Chart 1 shows the frequency response of the amp with
varying loads. The high-frequency response is moderately wide with an approximate -3dB
point of about 90kHz. Output impedance, as judged by the closeness of spacing between the
curves of open-circuit, 8-ohm, and 4-ohm loading, is very low in the audio band and
beyond. The usual NHT dummy-load curve is not shown, as the variations in the response
would not show.
Chart 2 illustrates how total harmonic distortion plus
noise vs. power varies for 1kHz and SMPTE IM test signals and amplifier output load.
Amount of distortion is low right up to clipping -- the behavior of most solid-state power
amplifiers. This particular design has an enormous power supply and super-beefy output
stage and is said to put out 2kW into 1-ohm loads. I have no doubt that it can.
Total harmonic distortion plus noise as a function of
frequency at several different power levels is plotted in Chart 3 for 4-ohm loading.
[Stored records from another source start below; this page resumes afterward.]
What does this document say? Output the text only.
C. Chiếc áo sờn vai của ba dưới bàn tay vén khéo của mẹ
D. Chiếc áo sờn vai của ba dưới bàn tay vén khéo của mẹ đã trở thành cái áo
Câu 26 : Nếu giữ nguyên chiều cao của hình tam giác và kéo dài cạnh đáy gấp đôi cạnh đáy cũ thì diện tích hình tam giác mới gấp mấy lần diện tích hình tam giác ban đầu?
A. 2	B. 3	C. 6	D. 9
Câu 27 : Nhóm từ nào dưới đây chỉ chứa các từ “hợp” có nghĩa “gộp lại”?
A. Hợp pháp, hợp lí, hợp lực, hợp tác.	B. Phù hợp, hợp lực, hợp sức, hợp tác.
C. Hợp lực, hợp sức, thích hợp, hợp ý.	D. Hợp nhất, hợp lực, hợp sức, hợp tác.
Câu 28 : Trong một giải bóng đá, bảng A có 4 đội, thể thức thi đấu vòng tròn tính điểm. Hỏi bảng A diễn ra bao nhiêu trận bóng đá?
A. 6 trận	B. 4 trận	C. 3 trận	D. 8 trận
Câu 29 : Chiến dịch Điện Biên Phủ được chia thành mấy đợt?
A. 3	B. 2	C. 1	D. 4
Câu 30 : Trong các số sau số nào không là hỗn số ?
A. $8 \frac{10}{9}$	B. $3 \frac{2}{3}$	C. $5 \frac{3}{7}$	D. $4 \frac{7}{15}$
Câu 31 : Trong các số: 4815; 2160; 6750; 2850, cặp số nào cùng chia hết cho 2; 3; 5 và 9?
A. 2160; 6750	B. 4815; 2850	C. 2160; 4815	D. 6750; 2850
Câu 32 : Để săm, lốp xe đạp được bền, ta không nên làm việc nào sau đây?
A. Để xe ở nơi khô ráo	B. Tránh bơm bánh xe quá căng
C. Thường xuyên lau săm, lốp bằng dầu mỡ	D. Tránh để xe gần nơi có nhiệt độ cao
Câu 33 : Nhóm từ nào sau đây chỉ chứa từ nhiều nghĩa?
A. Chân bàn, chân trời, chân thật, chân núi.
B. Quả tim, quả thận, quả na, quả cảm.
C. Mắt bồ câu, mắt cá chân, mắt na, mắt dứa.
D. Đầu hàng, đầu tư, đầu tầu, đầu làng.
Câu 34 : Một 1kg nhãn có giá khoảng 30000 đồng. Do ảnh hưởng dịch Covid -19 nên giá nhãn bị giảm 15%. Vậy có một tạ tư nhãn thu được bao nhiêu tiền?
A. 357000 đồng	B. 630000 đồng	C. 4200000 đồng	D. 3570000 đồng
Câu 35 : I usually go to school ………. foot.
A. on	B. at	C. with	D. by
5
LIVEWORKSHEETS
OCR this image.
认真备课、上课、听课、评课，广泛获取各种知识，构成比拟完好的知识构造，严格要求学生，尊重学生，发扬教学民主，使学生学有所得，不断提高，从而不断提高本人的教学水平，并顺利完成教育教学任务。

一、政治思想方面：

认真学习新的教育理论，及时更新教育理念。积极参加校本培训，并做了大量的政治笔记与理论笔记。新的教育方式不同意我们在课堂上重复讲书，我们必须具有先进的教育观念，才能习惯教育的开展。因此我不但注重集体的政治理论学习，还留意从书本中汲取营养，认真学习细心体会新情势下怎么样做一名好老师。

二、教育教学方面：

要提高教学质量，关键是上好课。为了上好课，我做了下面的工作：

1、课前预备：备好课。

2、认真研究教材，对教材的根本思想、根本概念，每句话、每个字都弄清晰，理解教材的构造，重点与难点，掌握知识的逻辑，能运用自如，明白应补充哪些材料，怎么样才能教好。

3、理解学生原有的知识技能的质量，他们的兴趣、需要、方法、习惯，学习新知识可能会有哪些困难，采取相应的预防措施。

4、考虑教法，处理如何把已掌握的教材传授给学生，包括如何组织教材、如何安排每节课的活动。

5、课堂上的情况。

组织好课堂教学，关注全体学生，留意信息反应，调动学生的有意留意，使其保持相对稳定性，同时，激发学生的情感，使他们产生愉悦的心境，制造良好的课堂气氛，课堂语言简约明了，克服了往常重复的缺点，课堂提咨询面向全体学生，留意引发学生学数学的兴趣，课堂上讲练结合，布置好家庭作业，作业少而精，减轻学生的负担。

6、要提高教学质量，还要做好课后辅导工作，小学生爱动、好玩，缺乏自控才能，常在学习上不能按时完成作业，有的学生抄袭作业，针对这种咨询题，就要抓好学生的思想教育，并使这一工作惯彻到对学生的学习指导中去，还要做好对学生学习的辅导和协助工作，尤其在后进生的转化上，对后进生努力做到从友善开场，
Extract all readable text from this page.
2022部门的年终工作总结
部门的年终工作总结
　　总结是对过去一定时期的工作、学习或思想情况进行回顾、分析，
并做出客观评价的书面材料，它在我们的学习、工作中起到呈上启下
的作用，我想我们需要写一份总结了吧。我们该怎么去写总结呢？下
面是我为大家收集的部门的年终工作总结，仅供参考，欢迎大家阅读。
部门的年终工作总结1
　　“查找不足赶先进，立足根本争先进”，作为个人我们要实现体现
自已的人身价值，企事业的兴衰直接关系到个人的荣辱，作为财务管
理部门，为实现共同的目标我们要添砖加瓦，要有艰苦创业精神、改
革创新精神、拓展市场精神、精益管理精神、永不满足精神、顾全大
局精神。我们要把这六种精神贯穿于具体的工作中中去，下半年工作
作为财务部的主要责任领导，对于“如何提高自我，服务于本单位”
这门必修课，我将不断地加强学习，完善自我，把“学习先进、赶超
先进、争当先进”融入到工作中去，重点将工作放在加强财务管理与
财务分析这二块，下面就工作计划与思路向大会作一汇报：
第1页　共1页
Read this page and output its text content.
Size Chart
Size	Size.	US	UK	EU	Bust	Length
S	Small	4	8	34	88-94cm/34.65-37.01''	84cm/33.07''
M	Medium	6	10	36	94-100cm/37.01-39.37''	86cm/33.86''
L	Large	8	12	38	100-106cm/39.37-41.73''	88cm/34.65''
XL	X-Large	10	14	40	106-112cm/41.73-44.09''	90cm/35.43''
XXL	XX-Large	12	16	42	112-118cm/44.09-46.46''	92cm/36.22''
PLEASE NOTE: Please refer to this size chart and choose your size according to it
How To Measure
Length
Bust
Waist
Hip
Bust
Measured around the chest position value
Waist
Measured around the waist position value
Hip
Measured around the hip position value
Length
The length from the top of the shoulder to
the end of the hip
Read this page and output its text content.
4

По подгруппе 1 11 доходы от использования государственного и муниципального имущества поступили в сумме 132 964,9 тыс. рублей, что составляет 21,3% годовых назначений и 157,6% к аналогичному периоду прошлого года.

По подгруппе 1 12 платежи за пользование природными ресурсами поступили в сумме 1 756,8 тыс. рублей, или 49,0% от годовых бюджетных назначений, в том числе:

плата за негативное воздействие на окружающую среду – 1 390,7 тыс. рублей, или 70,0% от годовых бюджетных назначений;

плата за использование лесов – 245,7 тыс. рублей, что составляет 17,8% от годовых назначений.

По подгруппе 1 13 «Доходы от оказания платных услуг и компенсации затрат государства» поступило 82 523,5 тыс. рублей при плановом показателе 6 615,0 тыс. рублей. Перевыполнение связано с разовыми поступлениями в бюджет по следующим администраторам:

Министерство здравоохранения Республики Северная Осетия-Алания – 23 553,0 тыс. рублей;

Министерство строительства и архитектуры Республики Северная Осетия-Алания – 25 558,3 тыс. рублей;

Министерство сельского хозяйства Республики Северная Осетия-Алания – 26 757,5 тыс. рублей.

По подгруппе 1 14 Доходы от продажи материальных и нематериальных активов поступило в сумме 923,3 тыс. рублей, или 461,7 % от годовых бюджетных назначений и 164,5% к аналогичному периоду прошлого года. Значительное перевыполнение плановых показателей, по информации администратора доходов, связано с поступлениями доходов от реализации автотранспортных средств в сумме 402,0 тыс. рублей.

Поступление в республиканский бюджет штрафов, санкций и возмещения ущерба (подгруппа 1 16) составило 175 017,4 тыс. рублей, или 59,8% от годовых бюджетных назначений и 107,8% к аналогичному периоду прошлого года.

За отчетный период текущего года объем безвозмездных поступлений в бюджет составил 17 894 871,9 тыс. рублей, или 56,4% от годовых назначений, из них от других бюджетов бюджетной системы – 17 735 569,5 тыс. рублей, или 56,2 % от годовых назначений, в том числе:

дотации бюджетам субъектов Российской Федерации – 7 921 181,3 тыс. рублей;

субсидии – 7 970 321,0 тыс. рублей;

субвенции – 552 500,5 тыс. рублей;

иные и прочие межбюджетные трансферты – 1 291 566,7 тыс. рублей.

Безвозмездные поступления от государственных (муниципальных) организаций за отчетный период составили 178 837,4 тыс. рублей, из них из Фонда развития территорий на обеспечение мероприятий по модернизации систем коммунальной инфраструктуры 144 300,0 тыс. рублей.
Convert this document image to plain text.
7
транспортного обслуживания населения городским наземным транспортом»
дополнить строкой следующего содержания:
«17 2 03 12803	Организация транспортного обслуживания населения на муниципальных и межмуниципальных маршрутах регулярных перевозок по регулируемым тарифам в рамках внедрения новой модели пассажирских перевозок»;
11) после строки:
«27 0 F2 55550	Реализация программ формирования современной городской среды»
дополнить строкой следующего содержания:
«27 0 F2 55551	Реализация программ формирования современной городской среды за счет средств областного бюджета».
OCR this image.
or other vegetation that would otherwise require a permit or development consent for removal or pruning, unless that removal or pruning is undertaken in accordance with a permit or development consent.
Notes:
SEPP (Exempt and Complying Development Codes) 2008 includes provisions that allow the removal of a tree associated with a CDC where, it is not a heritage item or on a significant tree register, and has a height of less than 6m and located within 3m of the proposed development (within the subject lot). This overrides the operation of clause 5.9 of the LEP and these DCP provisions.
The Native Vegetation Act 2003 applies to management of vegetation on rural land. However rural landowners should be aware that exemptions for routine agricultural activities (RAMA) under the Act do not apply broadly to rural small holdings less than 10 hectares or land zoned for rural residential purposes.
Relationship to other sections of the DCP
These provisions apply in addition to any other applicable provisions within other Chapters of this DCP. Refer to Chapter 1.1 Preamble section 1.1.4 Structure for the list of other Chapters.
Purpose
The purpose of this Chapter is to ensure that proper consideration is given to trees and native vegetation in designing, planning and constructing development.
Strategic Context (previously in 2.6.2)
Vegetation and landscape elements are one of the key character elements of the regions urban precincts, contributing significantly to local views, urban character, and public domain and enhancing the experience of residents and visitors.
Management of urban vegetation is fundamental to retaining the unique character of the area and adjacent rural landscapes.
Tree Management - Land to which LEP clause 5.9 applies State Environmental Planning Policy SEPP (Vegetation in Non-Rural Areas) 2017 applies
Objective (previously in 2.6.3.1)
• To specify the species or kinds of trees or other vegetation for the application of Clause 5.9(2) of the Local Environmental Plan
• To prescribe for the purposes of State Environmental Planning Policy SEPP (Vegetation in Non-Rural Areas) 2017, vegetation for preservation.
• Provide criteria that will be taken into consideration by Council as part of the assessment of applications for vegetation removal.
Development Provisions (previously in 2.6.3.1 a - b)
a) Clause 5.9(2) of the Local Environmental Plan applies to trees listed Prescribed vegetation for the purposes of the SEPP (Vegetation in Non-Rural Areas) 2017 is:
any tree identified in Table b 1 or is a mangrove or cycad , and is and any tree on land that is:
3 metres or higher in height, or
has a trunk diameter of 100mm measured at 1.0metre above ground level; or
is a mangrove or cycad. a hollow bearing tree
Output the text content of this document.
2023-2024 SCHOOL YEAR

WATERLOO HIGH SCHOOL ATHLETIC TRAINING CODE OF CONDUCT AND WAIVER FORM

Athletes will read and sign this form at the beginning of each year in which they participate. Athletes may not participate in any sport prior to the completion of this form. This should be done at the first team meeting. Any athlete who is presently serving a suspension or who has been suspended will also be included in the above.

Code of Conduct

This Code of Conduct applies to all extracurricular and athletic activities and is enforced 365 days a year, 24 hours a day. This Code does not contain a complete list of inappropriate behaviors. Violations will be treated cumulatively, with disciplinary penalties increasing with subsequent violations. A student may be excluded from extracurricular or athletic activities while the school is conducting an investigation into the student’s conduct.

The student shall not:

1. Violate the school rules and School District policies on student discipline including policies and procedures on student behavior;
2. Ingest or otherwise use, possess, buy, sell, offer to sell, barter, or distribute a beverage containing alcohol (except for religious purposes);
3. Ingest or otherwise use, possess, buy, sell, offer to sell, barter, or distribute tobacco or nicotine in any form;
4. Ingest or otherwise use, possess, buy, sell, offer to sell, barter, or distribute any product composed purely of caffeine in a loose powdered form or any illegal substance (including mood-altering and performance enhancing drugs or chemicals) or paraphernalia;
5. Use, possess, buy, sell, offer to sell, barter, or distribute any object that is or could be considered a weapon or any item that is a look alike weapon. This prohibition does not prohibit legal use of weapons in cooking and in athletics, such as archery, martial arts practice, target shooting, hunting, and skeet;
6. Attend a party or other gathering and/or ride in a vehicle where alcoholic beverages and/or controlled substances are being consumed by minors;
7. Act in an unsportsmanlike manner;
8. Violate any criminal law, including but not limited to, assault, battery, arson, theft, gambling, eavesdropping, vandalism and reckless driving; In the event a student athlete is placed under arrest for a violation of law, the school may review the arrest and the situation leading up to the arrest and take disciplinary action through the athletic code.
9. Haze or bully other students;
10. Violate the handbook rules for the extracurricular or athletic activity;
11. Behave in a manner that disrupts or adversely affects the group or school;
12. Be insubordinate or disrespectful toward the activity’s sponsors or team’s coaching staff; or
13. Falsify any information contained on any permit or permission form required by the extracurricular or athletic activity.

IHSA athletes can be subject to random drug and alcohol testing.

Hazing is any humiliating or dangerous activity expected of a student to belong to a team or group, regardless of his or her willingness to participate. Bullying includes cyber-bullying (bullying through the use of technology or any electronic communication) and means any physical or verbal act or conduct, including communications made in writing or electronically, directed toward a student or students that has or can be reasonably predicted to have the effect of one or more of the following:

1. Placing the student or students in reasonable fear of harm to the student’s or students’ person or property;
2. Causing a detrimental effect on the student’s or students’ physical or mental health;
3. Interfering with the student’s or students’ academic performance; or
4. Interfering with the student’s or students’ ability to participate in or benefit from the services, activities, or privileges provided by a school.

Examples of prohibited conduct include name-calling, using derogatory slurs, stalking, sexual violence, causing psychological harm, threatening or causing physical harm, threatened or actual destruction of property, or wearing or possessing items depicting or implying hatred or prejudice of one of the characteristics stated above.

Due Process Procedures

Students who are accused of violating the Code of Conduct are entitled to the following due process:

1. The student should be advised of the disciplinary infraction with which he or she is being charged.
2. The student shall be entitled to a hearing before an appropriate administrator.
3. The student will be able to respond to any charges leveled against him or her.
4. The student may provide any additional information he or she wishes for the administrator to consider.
As is
usual for all but a very few amplifiers, the distortion does rise at high frequencies,
above around 500Hz.
Damping factor vs. frequency is shown in Chart 4 and is of
a very high value at low frequencies and typical of many solid-state amplifiers, being
high at low frequencies and rolling off with increasing frequency starting at some 200Hz.
Still, for this amplifier, the damping factor is greater than 100 at 20kHz.
The spectrum of AC-line and test signal-harmonics shown in
Chart 5 for a 10W 1kHz test signal into 4 ohms has low amounts of AC-line harmonics.
Signal harmonics of second, third, fourth, and fifth order are visible at very low
magnitudes, the second being the highest at only 0.001%.